Several recent clinical trials show that blocking agents of the renin-angiotensin-aldosterone system (RAAS) reduce cardiovascular events in patients with
metabolic syndrome based on
insulin resistance and
obesity, especially accumulated visceral fat. Our laboratory has focused on the relationship between the vascular RAAS and the action of
insulin on the vasculature. We first revealed that the addition of
insulin to cultured vascular smooth muscle cells (VSMC) markedly increases
angiotensinogen and
angiotensin II (Ang II) expression and production.

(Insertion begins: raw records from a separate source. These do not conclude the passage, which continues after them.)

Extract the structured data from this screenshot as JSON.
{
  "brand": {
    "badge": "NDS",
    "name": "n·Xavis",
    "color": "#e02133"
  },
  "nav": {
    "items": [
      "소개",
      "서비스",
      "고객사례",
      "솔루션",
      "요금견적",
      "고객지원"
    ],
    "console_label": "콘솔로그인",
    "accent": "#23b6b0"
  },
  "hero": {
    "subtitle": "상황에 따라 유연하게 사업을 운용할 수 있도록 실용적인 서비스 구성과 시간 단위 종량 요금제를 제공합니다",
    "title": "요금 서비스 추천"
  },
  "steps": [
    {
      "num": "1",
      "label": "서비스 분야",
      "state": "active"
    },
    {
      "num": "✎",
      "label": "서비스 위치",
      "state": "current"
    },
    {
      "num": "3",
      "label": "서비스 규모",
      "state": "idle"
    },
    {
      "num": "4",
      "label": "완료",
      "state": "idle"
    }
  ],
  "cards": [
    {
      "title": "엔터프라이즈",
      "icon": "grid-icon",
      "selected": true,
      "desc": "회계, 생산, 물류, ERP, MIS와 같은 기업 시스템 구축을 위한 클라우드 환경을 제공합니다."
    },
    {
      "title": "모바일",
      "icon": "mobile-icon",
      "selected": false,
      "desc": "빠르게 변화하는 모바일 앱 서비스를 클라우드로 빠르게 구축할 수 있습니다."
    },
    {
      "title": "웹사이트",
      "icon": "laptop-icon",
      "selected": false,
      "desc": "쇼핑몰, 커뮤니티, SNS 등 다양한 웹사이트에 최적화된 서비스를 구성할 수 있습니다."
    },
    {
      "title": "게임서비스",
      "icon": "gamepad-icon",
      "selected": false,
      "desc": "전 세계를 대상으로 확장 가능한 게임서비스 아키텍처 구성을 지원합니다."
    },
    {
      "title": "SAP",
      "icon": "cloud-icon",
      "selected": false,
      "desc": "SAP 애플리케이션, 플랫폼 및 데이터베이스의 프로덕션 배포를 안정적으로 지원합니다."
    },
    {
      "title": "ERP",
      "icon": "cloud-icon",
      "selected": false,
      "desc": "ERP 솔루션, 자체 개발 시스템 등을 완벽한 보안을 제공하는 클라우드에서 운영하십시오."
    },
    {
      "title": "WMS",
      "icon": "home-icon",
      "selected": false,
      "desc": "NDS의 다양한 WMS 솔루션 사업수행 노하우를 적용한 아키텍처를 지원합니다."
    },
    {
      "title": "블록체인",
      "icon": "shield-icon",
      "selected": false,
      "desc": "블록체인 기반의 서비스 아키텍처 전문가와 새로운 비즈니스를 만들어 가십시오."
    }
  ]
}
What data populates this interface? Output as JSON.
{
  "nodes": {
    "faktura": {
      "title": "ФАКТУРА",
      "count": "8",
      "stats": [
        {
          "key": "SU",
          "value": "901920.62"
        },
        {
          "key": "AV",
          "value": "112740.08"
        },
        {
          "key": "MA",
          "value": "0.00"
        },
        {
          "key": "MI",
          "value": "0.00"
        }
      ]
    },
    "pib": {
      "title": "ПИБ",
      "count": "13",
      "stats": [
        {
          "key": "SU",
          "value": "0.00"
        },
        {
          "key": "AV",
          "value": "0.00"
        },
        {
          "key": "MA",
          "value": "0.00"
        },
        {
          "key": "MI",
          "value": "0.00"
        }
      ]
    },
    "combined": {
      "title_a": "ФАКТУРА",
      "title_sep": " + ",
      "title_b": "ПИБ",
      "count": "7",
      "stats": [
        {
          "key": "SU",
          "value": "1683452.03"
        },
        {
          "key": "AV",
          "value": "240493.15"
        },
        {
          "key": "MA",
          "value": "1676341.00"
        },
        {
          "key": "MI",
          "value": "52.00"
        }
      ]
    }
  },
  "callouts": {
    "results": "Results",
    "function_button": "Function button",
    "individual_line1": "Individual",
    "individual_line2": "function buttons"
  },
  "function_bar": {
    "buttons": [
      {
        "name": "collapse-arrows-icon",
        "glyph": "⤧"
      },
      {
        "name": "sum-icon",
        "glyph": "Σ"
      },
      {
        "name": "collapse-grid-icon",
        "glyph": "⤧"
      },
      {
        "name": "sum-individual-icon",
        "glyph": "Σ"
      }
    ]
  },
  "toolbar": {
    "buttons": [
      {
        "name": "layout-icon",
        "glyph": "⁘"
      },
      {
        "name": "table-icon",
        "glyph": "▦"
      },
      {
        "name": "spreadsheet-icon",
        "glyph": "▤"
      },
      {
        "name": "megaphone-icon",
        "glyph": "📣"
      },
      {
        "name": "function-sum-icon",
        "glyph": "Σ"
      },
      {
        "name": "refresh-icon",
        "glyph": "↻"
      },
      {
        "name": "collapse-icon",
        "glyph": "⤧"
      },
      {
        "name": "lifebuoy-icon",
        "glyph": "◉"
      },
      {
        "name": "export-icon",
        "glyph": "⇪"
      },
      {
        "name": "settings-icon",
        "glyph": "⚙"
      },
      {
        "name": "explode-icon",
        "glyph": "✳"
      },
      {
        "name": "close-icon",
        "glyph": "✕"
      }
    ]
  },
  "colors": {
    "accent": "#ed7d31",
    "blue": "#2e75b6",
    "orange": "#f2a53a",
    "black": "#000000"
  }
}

Insulin addition also induces VSMC growth that is inhibited by the blockade of the RAAS by either ACEI or ARB which suggests a role for the RAAS in
insulin-mediated growth.
Insulin has a quite different effect on cultured vascular endothelial cells (EC) as it reduces
angiotensinogen and
renin expression. However,
insulin added to EC induces a marked activation of ACE and the activated ACE promotes the conversion of Ang I to Ang II and cell growth under conditions of high
insulin concentration. Ang II induces the progression of
atherosclerosis through the production of oxidative stress that blocks
insulin signaling and accelerates
atherosclerosis. In this paper, we attempt to clarify the relationship between
insulin resistance, the RAAS, and oxidative stress in vascular tissues to mimic in vivo conditions found in patients with
metabolic syndrome and
obesity-related
hypertension as previously I reviewed in "Current
Hypertension Reviews" in 2010 [1]. In addition, I update the relationships between vascular RAAS and
insulin resistance for the last 4 years. JSH-2014 [2] states that the target goals of blood pressure (BP) for diabetes patients is lower than 130/80 mmHg, whereas updated JNC 8 [3] and ESH-ESC 2013 [4] recommends the target BP was changed to <140/90 mmHg for hypertensive patients with diabetes. Patients with diabetes and
hypertension have reduced mortality as well as improved cardiovascular and cerebrovascular outcomes with treatment to a goal SBP <150 mm Hg, but no randomized controlled trials support a goal <140/90 mm Hg. Despite this, the panel opted for a conservative recommendation in patients with diabetes and
hypertension, opting for a goal level of <140/90 mm Hg in adult patients with diabetes and
hypertension rather than the evidence based goal of <150/90 mm Hg [3, 5]. JSH-2014 recommends that the first choice of
antihypertensive medication should be RAAS blockers such as
ACE inhibitor or ARB. For the last several years, several large cohort clinical studies using ACEI and ARB have shown more favorable effects, but
aldosterone receptor inhibitor (
mineral corticoid receptor inhibitors; MR inhibitors) and
Renin Inhibitors have been withdrawn. Some studies showed the strong support to use these medications for diabetic patients. This review will discuss the relationships between vascular RAAS and
insulin resistance in patients with
hypertension and diabetes as previously reviewed with new updated findings for the last 4 years, and clinical implications based on updated JNC-8, ESH-ESC2013 and JSH-2014.